Now called emergency medical services, or EMS, the training, methods and machines have continued to evolve. For example, one study showed that when helicopters staffed with a doctor and nurse transported trauma victims to a hospital, mortality was cut in half.
The idea of restarting stopped hearts with electricity had been kicking around in medical circles since the 18th century, and even showed up as a way to animate the monster in Mary Shelley’s 1818 publication of Frankenstein. But it took until 1899 for two University of Geneva physiologists to demonstrate it on some unlucky Swiss dogs, whose exposed hearts were both stopped and restarted with shocks.
A 14-year-old patient of Claude Beck, a pioneering heart surgeon at Case Western Reserve University in Cleveland, fared a whole lot better. In 1947, the boy was the first human to be successfully revived with a defibrillator, one Beck designed.
Much has improved since those early days of the spread-sternum jump-and-jolt. By the 1950s, paddle electrodes provided shocks through the chest wall. In the 1960s, the units became portable enough to begin showing up in ambulances. By the early 1990s, ever-smaller automated external defibrillators (AEDs) were in police cars.
Today, millions of no-experience-necessary AEDs are publicly available, with 200,000 more being added each year in such locations as workplaces, airports, schools, shopping malls and churches. There are even $1,500 models for home use. The sophisticated devices actually talk people through the process of using them. And what a difference they’re making.
Studies show that if a bystander promptly uses an AED on someone in cardiac arrest, the chances of surviving doubles or triples. Now that’s a shock.
If stethoscopes transformed doctors’ ability to make diagnoses by the mere fact of listening to your innards, imagine the exponential advantage medical imaging provides by letting them see inside you.
Begat by Wilhelm Röntgen’s accidental yet Nobel Prize-winning discovery of the X-ray in 1895, medical imaging progressed to the first diagnostic ultrasounds of the 1940s, and then on to today’s sophisticated 3-D imaging from computed tomography (CT), magnetic resonance imaging (MRI) and positron emission tomography (PET).

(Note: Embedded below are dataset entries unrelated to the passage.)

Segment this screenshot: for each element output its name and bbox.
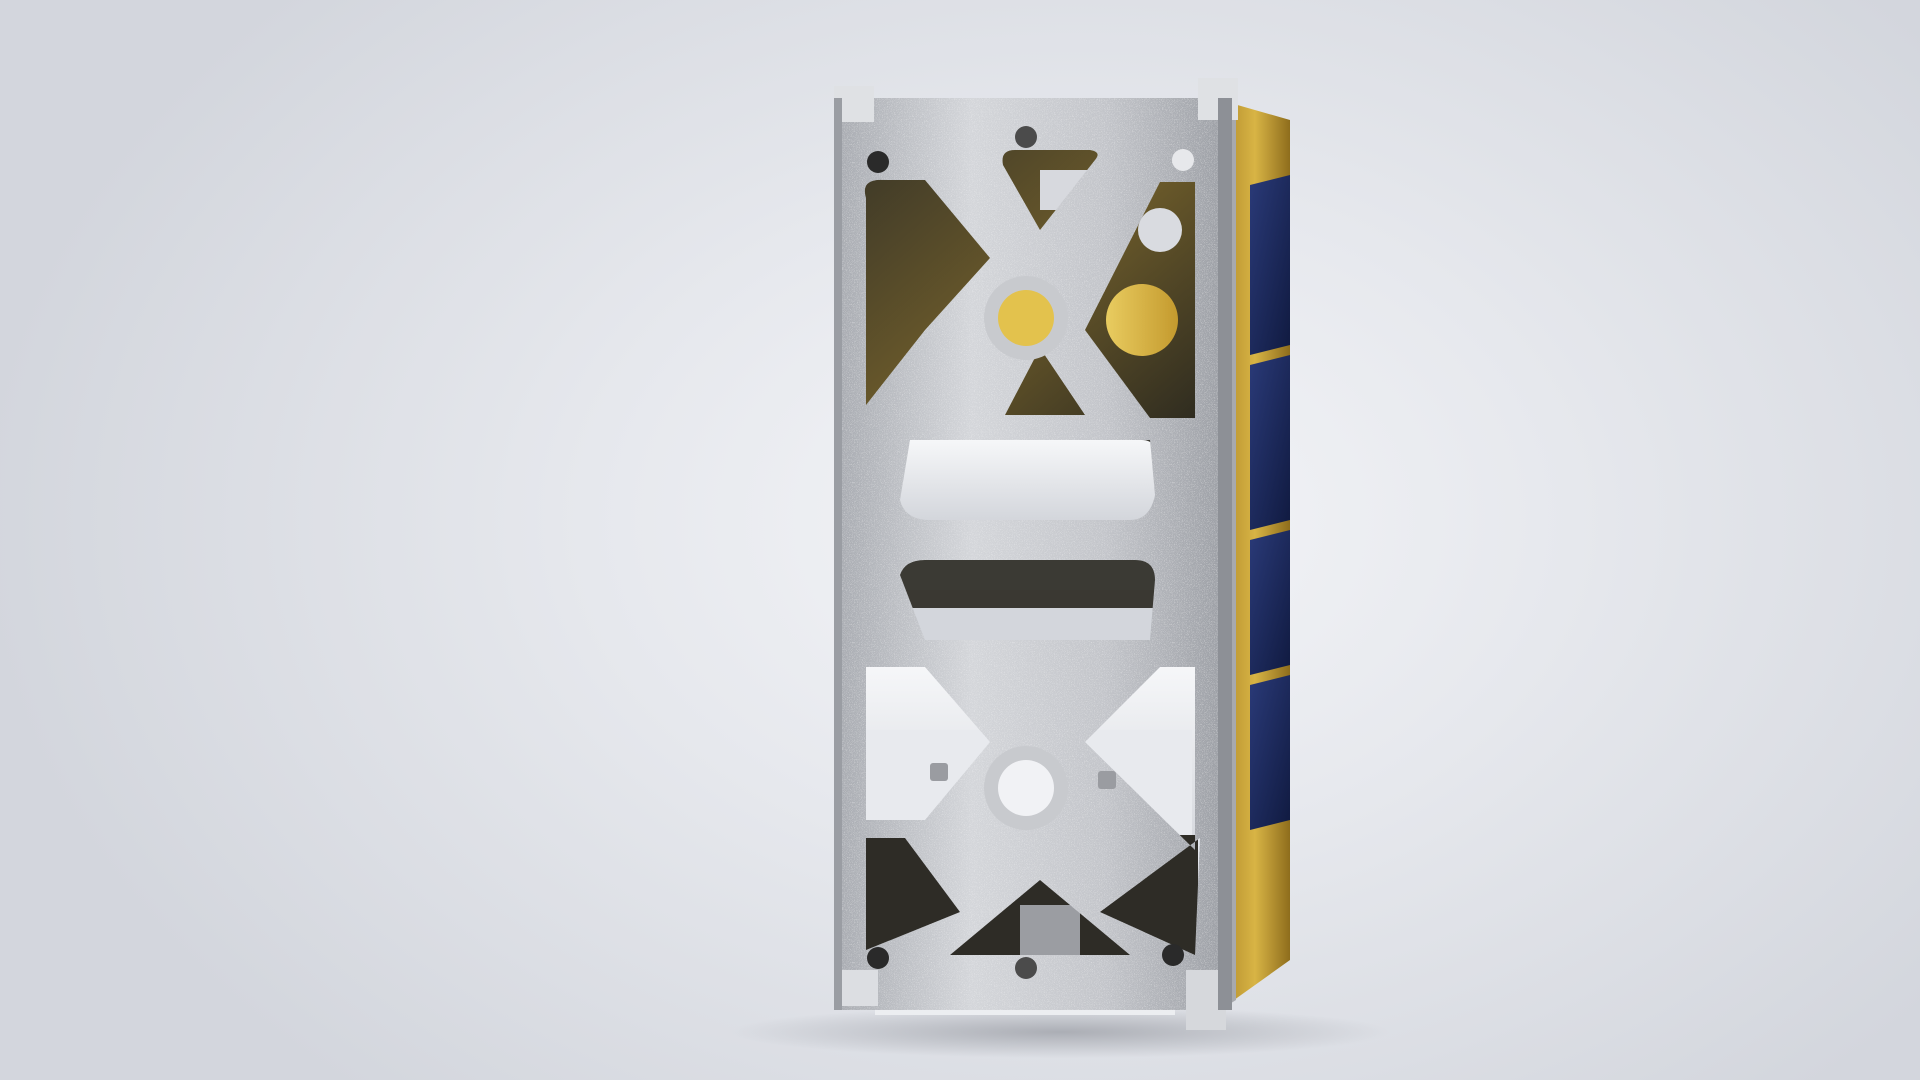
edge-rail <box>1218 98 1232 1010</box>
solar-cell <box>1250 675 1290 830</box>
screw <box>1098 771 1116 789</box>
center-hole <box>998 760 1054 816</box>
screw <box>930 763 948 781</box>
solar-cell <box>1250 355 1290 530</box>
mount-hole <box>1015 126 1037 148</box>
solar-cell <box>1250 175 1290 355</box>
mount-hole <box>867 151 889 173</box>
mount-hole <box>867 947 889 969</box>
solar-cell <box>1250 530 1290 675</box>
mount-hole <box>1172 149 1194 171</box>
edge-rail <box>834 98 842 1010</box>
center-hole <box>998 290 1054 346</box>
mount-hole <box>1015 957 1037 979</box>
front-frame <box>838 98 1220 1010</box>
mount-hole <box>1162 944 1184 966</box>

It’s hard to overstate the impact these machines have had on patients: earlier diagnoses, faster and better treatment and a vastly reduced need for exploratory surgery. For example, exploratory surgeries to try to diagnose abdominal problems declined from 85,000 operations in 1993 to around 35,000 by 2006. That 60 percent reduction was echoed in exploratory lung surgeries over the same period.
It may seem odd to consider anything adorned with Rugrats or Spider-Man as a medicine-changing tool, but don’t make the mistake of dismissing Band-Aids simply because they can be cute. Huge numbers of people see the world’s first self-adhesive bandages not just as temporary fixes but, rather, a device helping put the care into health care.
A caring cotton buyer for Johnson & Johnson (Band-Aids’ maker) invented them in 1920 so he could tend to the many cuts and minor burns his beloved and accident-prone wife got while cooking and keeping house.
By 1942, millions of Johnson & Johnson’s adhesive bandages accompanied World War II soldiers overseas. In 1963, Mercury astronauts took them into space. Back here on Earth, Band-Aids became the go-to therapy for parents wanting to make boo-boos better.
They act as medals for bravery in the face of inoculations, they hide the tear-inducing sight of a skinned knee, and they actually do help minor wounds heal better with fewer scars and infections. Turns out, we really are stuck on Band-Aids. By 2001, the number manufactured had rocketed past 100 billion.